I’m using CUDA Fortran. In the kernel I can use “integer, value :: N” to specify the size of an array in global memory. But if gives me an error if I try to do the same for an array in shared memory.
This doesn’t work:
attributes(global) subroutine my_kernell(Xdev,N)
real, device, dimension(N,1) :: Xdev
real, shared :: Xshared(N)
integer, value :: N
But this works (assuming N=10):
attributes(global) subroutine my_kernell(Xdev,N)
real, device, dimension(N,1) :: Xdev
real, shared :: Xshared(10)
integer, value :: N
Any idea why? How to pass the size of an arrays in shared memory (using a variable)?
The issue here is that ‘Xshared’ is an automatic array and automatics are implicitly allocated upon entry to the function. However, GPU threads can’t allocate memory so we had to make automatics illegal within device code. Hence, all local device arrays need to be fixed size.
In my code “N” is gonna be constant through all the program
(an “integer, parameter” in the main program).
Is there anyway I could of say “Xshared” to have a size “N”?
(In such a way that if I want to modify the value of “N” I will only
modify the main program, and then compile it).
If N is parameter in the same module or in another module that’s used in the same as your kernels, then it would be ok to use since the size is fixed. Otherwise, you can use preprocessing macros to set the value of N across multiple files.
Something like:
module myparams
integer : N
PARAMETER (N = 256)
! or
PARAMETER (N = NVAL) ! where NVAL is set on the command line -DNVAL=256
end module myparams
module mykernels
use myparams
contains
attributes(global) subroutine mykernel(Arr)
implicit none
real, dimension(N), Arr
real, shared, dimension(N) :: sharedArr
end subroutine mykernel
end module mykernels
Hi Mat,
What you stated seem not to agree with what described in the CUDA Fortran manual 10.9 (pg 24/56) - last paragraph.
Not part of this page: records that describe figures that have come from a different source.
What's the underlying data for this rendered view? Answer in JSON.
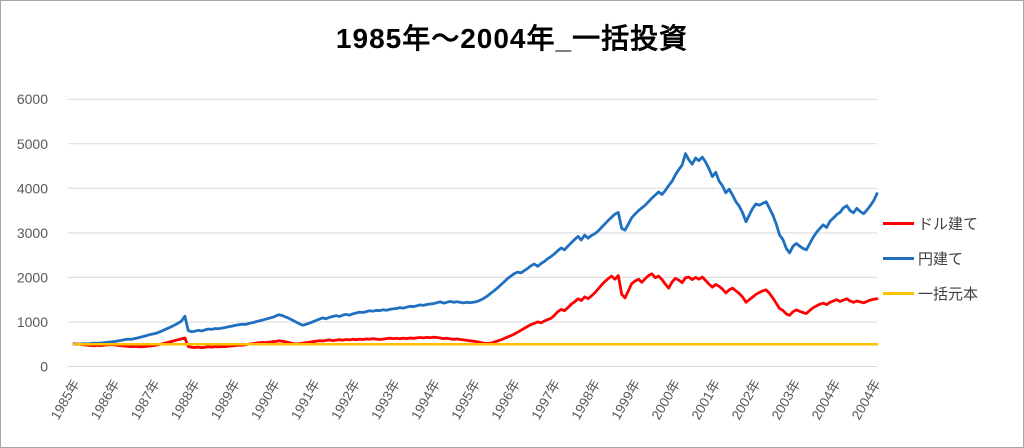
{
  "window": {
    "title": "1985年～2004年_一括投資"
  },
  "colors": {
    "background": "#FFFFFF",
    "chart_border": "#A6A6A6",
    "gridline": "#D9D9D9",
    "axis_text": "#595959",
    "title_text": "#000000",
    "series_red": "#FF0000",
    "series_blue": "#1F70C0",
    "series_orange": "#FFC000"
  },
  "chart_data": {
    "type": "line",
    "title": "1985年～2004年_一括投資",
    "xlabel": "",
    "ylabel": "",
    "ylim": [
      0,
      6000
    ],
    "y_ticks": [
      0,
      1000,
      2000,
      3000,
      4000,
      5000,
      6000
    ],
    "y_tick_labels": [
      "0",
      "1000",
      "2000",
      "3000",
      "4000",
      "5000",
      "6000"
    ],
    "x_tick_labels": [
      "1985年",
      "1986年",
      "1987年",
      "1988年",
      "1989年",
      "1990年",
      "1991年",
      "1992年",
      "1993年",
      "1994年",
      "1995年",
      "1996年",
      "1997年",
      "1998年",
      "1999年",
      "2000年",
      "2001年",
      "2002年",
      "2003年",
      "2004年",
      "2004年"
    ],
    "x_resolution": "monthly, Jan 1985 - Dec 2004 (240 points)",
    "grid": true,
    "legend_position": "right",
    "series": [
      {
        "name": "ドル建て",
        "color": "#FF0000",
        "values": [
          510,
          505,
          495,
          485,
          478,
          472,
          468,
          475,
          470,
          478,
          485,
          492,
          485,
          475,
          468,
          460,
          452,
          446,
          452,
          446,
          440,
          448,
          455,
          462,
          472,
          488,
          505,
          522,
          542,
          562,
          582,
          602,
          622,
          640,
          448,
          432,
          426,
          436,
          422,
          432,
          442,
          436,
          446,
          440,
          450,
          446,
          456,
          462,
          470,
          480,
          475,
          490,
          502,
          512,
          522,
          532,
          542,
          536,
          546,
          556,
          562,
          576,
          566,
          552,
          536,
          518,
          506,
          512,
          522,
          532,
          546,
          556,
          566,
          580,
          572,
          586,
          596,
          582,
          592,
          602,
          592,
          606,
          596,
          610,
          602,
          616,
          606,
          620,
          612,
          626,
          616,
          606,
          616,
          626,
          636,
          626,
          632,
          622,
          636,
          626,
          640,
          632,
          642,
          650,
          642,
          654,
          646,
          658,
          650,
          640,
          626,
          636,
          620,
          610,
          620,
          606,
          596,
          586,
          576,
          566,
          552,
          538,
          524,
          516,
          524,
          545,
          570,
          598,
          628,
          660,
          692,
          724,
          768,
          812,
          856,
          900,
          940,
          968,
          1000,
          982,
          1022,
          1052,
          1082,
          1150,
          1230,
          1282,
          1252,
          1322,
          1400,
          1452,
          1520,
          1482,
          1562,
          1522,
          1582,
          1652,
          1740,
          1830,
          1910,
          1970,
          2030,
          1960,
          2040,
          1620,
          1540,
          1700,
          1860,
          1920,
          1960,
          1890,
          1970,
          2040,
          2080,
          1990,
          2030,
          1950,
          1850,
          1760,
          1900,
          1980,
          1940,
          1880,
          1990,
          2010,
          1950,
          2000,
          1960,
          2010,
          1930,
          1850,
          1780,
          1840,
          1800,
          1740,
          1650,
          1720,
          1760,
          1700,
          1640,
          1560,
          1440,
          1500,
          1560,
          1620,
          1660,
          1700,
          1720,
          1640,
          1540,
          1420,
          1300,
          1260,
          1180,
          1150,
          1230,
          1270,
          1240,
          1210,
          1190,
          1260,
          1320,
          1360,
          1400,
          1420,
          1390,
          1440,
          1470,
          1500,
          1460,
          1490,
          1520,
          1470,
          1440,
          1470,
          1450,
          1430,
          1460,
          1490,
          1510,
          1520
        ]
      },
      {
        "name": "円建て",
        "color": "#1F70C0",
        "values": [
          500,
          498,
          505,
          512,
          508,
          516,
          524,
          520,
          528,
          536,
          544,
          552,
          560,
          572,
          586,
          600,
          615,
          608,
          626,
          642,
          662,
          682,
          702,
          722,
          738,
          762,
          792,
          826,
          860,
          896,
          932,
          972,
          1022,
          1130,
          805,
          782,
          792,
          812,
          796,
          822,
          842,
          832,
          852,
          846,
          862,
          876,
          892,
          906,
          922,
          936,
          950,
          942,
          966,
          982,
          1002,
          1022,
          1042,
          1062,
          1082,
          1102,
          1132,
          1162,
          1142,
          1112,
          1082,
          1042,
          1002,
          962,
          926,
          946,
          972,
          1002,
          1032,
          1062,
          1092,
          1072,
          1102,
          1122,
          1142,
          1122,
          1152,
          1172,
          1152,
          1182,
          1202,
          1222,
          1212,
          1232,
          1252,
          1242,
          1262,
          1252,
          1272,
          1262,
          1282,
          1292,
          1302,
          1322,
          1312,
          1332,
          1352,
          1342,
          1362,
          1382,
          1372,
          1392,
          1402,
          1412,
          1432,
          1452,
          1422,
          1442,
          1462,
          1442,
          1452,
          1438,
          1428,
          1442,
          1432,
          1446,
          1460,
          1490,
          1530,
          1580,
          1640,
          1700,
          1760,
          1830,
          1900,
          1970,
          2030,
          2080,
          2120,
          2100,
          2150,
          2200,
          2260,
          2300,
          2250,
          2310,
          2360,
          2420,
          2470,
          2530,
          2600,
          2660,
          2620,
          2700,
          2780,
          2850,
          2920,
          2840,
          2950,
          2880,
          2940,
          2980,
          3040,
          3120,
          3200,
          3280,
          3350,
          3420,
          3460,
          3100,
          3060,
          3200,
          3340,
          3420,
          3500,
          3560,
          3620,
          3700,
          3780,
          3850,
          3920,
          3860,
          3950,
          4060,
          4160,
          4300,
          4420,
          4520,
          4780,
          4640,
          4540,
          4680,
          4620,
          4700,
          4590,
          4440,
          4260,
          4360,
          4160,
          4060,
          3900,
          3980,
          3850,
          3700,
          3600,
          3450,
          3250,
          3400,
          3550,
          3650,
          3620,
          3660,
          3700,
          3550,
          3400,
          3200,
          2950,
          2850,
          2650,
          2550,
          2700,
          2760,
          2700,
          2650,
          2620,
          2760,
          2900,
          3010,
          3100,
          3180,
          3120,
          3260,
          3330,
          3410,
          3460,
          3560,
          3610,
          3500,
          3450,
          3550,
          3480,
          3430,
          3510,
          3610,
          3720,
          3880
        ]
      },
      {
        "name": "一括元本",
        "color": "#FFC000",
        "constant_value": 500
      }
    ]
  },
  "legend": {
    "items": [
      {
        "label": "ドル建て",
        "color": "#FF0000"
      },
      {
        "label": "円建て",
        "color": "#1F70C0"
      },
      {
        "label": "一括元本",
        "color": "#FFC000"
      }
    ]
  }
}
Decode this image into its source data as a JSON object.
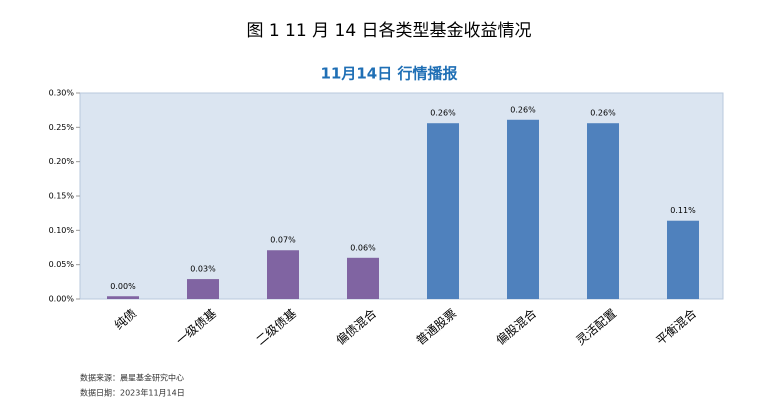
{
  "figure_caption": "图 1  11 月 14 日各类型基金收益情况",
  "chart_data": {
    "type": "bar",
    "title": "11月14日 行情播报",
    "categories": [
      "纯债",
      "一级债基",
      "二级债基",
      "偏债混合",
      "普通股票",
      "偏股混合",
      "灵活配置",
      "平衡混合"
    ],
    "values": [
      0.004,
      0.029,
      0.071,
      0.06,
      0.256,
      0.261,
      0.256,
      0.114
    ],
    "value_labels": [
      "0.00%",
      "0.03%",
      "0.07%",
      "0.06%",
      "0.26%",
      "0.26%",
      "0.26%",
      "0.11%"
    ],
    "colors": [
      "#8064a2",
      "#8064a2",
      "#8064a2",
      "#8064a2",
      "#4f81bd",
      "#4f81bd",
      "#4f81bd",
      "#4f81bd"
    ],
    "ylim": [
      0,
      0.3
    ],
    "yticks": [
      {
        "value": 0,
        "label": "0.00%"
      },
      {
        "value": 0.05,
        "label": "0.05%"
      },
      {
        "value": 0.1,
        "label": "0.10%"
      },
      {
        "value": 0.15,
        "label": "0.15%"
      },
      {
        "value": 0.2,
        "label": "0.20%"
      },
      {
        "value": 0.25,
        "label": "0.25%"
      },
      {
        "value": 0.3,
        "label": "0.30%"
      }
    ]
  },
  "notes": [
    "数据来源：晨星基金研究中心",
    "数据日期：2023年11月14日"
  ]
}
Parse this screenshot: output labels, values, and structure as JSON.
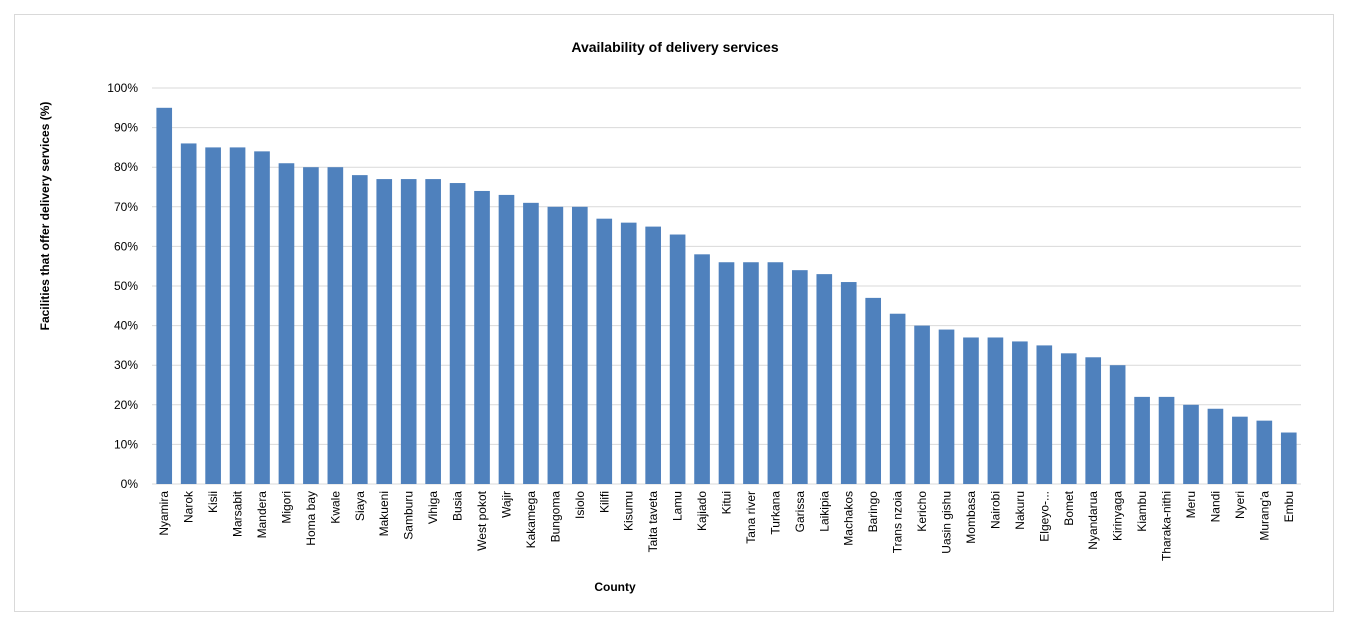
{
  "chart_data": {
    "type": "bar",
    "title": "Availability of delivery services",
    "xlabel": "County",
    "ylabel": "Facilities that offer delivery services (%)",
    "ylim": [
      0,
      100
    ],
    "yticks": [
      "0%",
      "10%",
      "20%",
      "30%",
      "40%",
      "50%",
      "60%",
      "70%",
      "80%",
      "90%",
      "100%"
    ],
    "grid": true,
    "bar_color": "#4F81BD",
    "categories": [
      "Nyamira",
      "Narok",
      "Kisii",
      "Marsabit",
      "Mandera",
      "Migori",
      "Homa bay",
      "Kwale",
      "Siaya",
      "Makueni",
      "Samburu",
      "Vihiga",
      "Busia",
      "West pokot",
      "Wajir",
      "Kakamega",
      "Bungoma",
      "Isiolo",
      "Kilifi",
      "Kisumu",
      "Taita taveta",
      "Lamu",
      "Kajiado",
      "Kitui",
      "Tana river",
      "Turkana",
      "Garissa",
      "Laikipia",
      "Machakos",
      "Baringo",
      "Trans nzoia",
      "Kericho",
      "Uasin gishu",
      "Mombasa",
      "Nairobi",
      "Nakuru",
      "Elgeyo-...",
      "Bomet",
      "Nyandarua",
      "Kirinyaga",
      "Kiambu",
      "Tharaka-nithi",
      "Meru",
      "Nandi",
      "Nyeri",
      "Murang'a",
      "Embu"
    ],
    "values": [
      95,
      86,
      85,
      85,
      84,
      81,
      80,
      80,
      78,
      77,
      77,
      77,
      76,
      74,
      73,
      71,
      70,
      70,
      67,
      66,
      65,
      63,
      58,
      56,
      56,
      56,
      54,
      53,
      51,
      47,
      43,
      40,
      39,
      37,
      37,
      36,
      35,
      33,
      32,
      30,
      22,
      22,
      20,
      19,
      17,
      16,
      13
    ]
  }
}
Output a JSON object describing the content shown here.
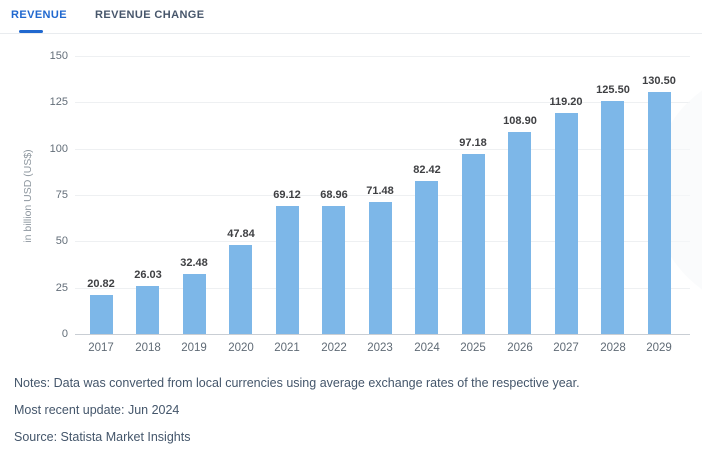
{
  "tabs": [
    {
      "label": "REVENUE",
      "active": true
    },
    {
      "label": "REVENUE CHANGE",
      "active": false
    }
  ],
  "chart_data": {
    "type": "bar",
    "title": "",
    "categories": [
      "2017",
      "2018",
      "2019",
      "2020",
      "2021",
      "2022",
      "2023",
      "2024",
      "2025",
      "2026",
      "2027",
      "2028",
      "2029"
    ],
    "values": [
      20.82,
      26.03,
      32.48,
      47.84,
      69.12,
      68.96,
      71.48,
      82.42,
      97.18,
      108.9,
      119.2,
      125.5,
      130.5
    ],
    "ylabel": "in billion USD (US$)",
    "ylim": [
      0,
      150
    ],
    "yticks": [
      0,
      25,
      50,
      75,
      100,
      125,
      150
    ],
    "grid": true,
    "legend_position": "none",
    "bar_color": "#7db7e8",
    "data_label_decimals": 2
  },
  "notes": {
    "line1": "Notes: Data was converted from local currencies using average exchange rates of the respective year.",
    "line2": "Most recent update: Jun 2024",
    "line3": "Source: Statista Market Insights"
  },
  "colors": {
    "accent_blue": "#2068cf",
    "bar_blue": "#7db7e8",
    "inactive_tab": "#47566b",
    "note_text": "#44566b",
    "gridline": "#eef0f2"
  }
}
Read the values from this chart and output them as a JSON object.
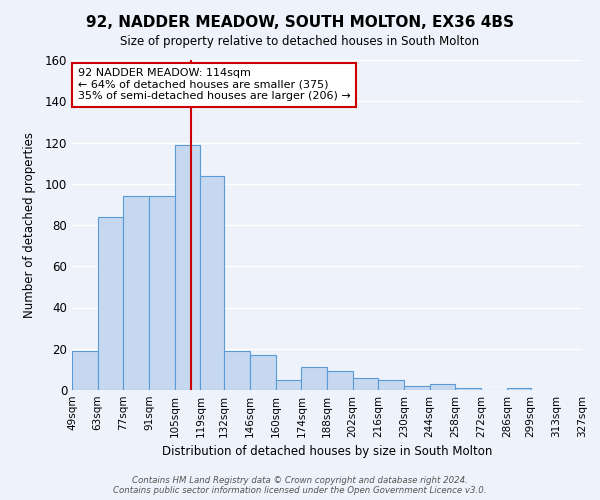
{
  "title": "92, NADDER MEADOW, SOUTH MOLTON, EX36 4BS",
  "subtitle": "Size of property relative to detached houses in South Molton",
  "xlabel": "Distribution of detached houses by size in South Molton",
  "ylabel": "Number of detached properties",
  "bar_values": [
    19,
    84,
    94,
    94,
    119,
    104,
    19,
    17,
    5,
    11,
    9,
    6,
    5,
    2,
    3,
    1,
    0,
    1
  ],
  "bin_labels": [
    "49sqm",
    "63sqm",
    "77sqm",
    "91sqm",
    "105sqm",
    "119sqm",
    "132sqm",
    "146sqm",
    "160sqm",
    "174sqm",
    "188sqm",
    "202sqm",
    "216sqm",
    "230sqm",
    "244sqm",
    "258sqm",
    "272sqm",
    "286sqm",
    "299sqm",
    "313sqm",
    "327sqm"
  ],
  "bin_edges": [
    49,
    63,
    77,
    91,
    105,
    119,
    132,
    146,
    160,
    174,
    188,
    202,
    216,
    230,
    244,
    258,
    272,
    286,
    299,
    313,
    327
  ],
  "bar_color": "#c5d8f0",
  "bar_edge_color": "#5b9bd5",
  "property_value": 114,
  "vline_color": "#cc0000",
  "annotation_line1": "92 NADDER MEADOW: 114sqm",
  "annotation_line2": "← 64% of detached houses are smaller (375)",
  "annotation_line3": "35% of semi-detached houses are larger (206) →",
  "annotation_box_color": "#ffffff",
  "annotation_box_edge_color": "#cc0000",
  "ylim": [
    0,
    160
  ],
  "yticks": [
    0,
    20,
    40,
    60,
    80,
    100,
    120,
    140,
    160
  ],
  "bg_color": "#eef2fa",
  "footer_line1": "Contains HM Land Registry data © Crown copyright and database right 2024.",
  "footer_line2": "Contains public sector information licensed under the Open Government Licence v3.0."
}
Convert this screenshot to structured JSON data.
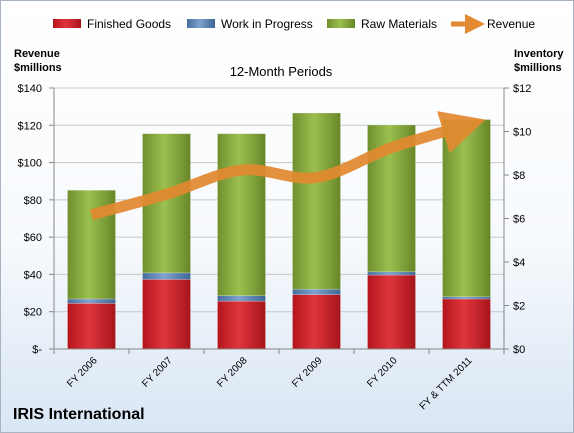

Shared arrays that are not dummy arguments may be declared as assumed-size arrays; that is, the last
dimension of a shared array may have an asterisk as its upper bound:
What you had in your previous example was right, you can have a shared memory array with unspecified upper bounds, and it will get sized via the 3rd argument in the chevron syntax. Note, however, that all arrays that are declared that way overlay each other. This is consistent with CUDA C.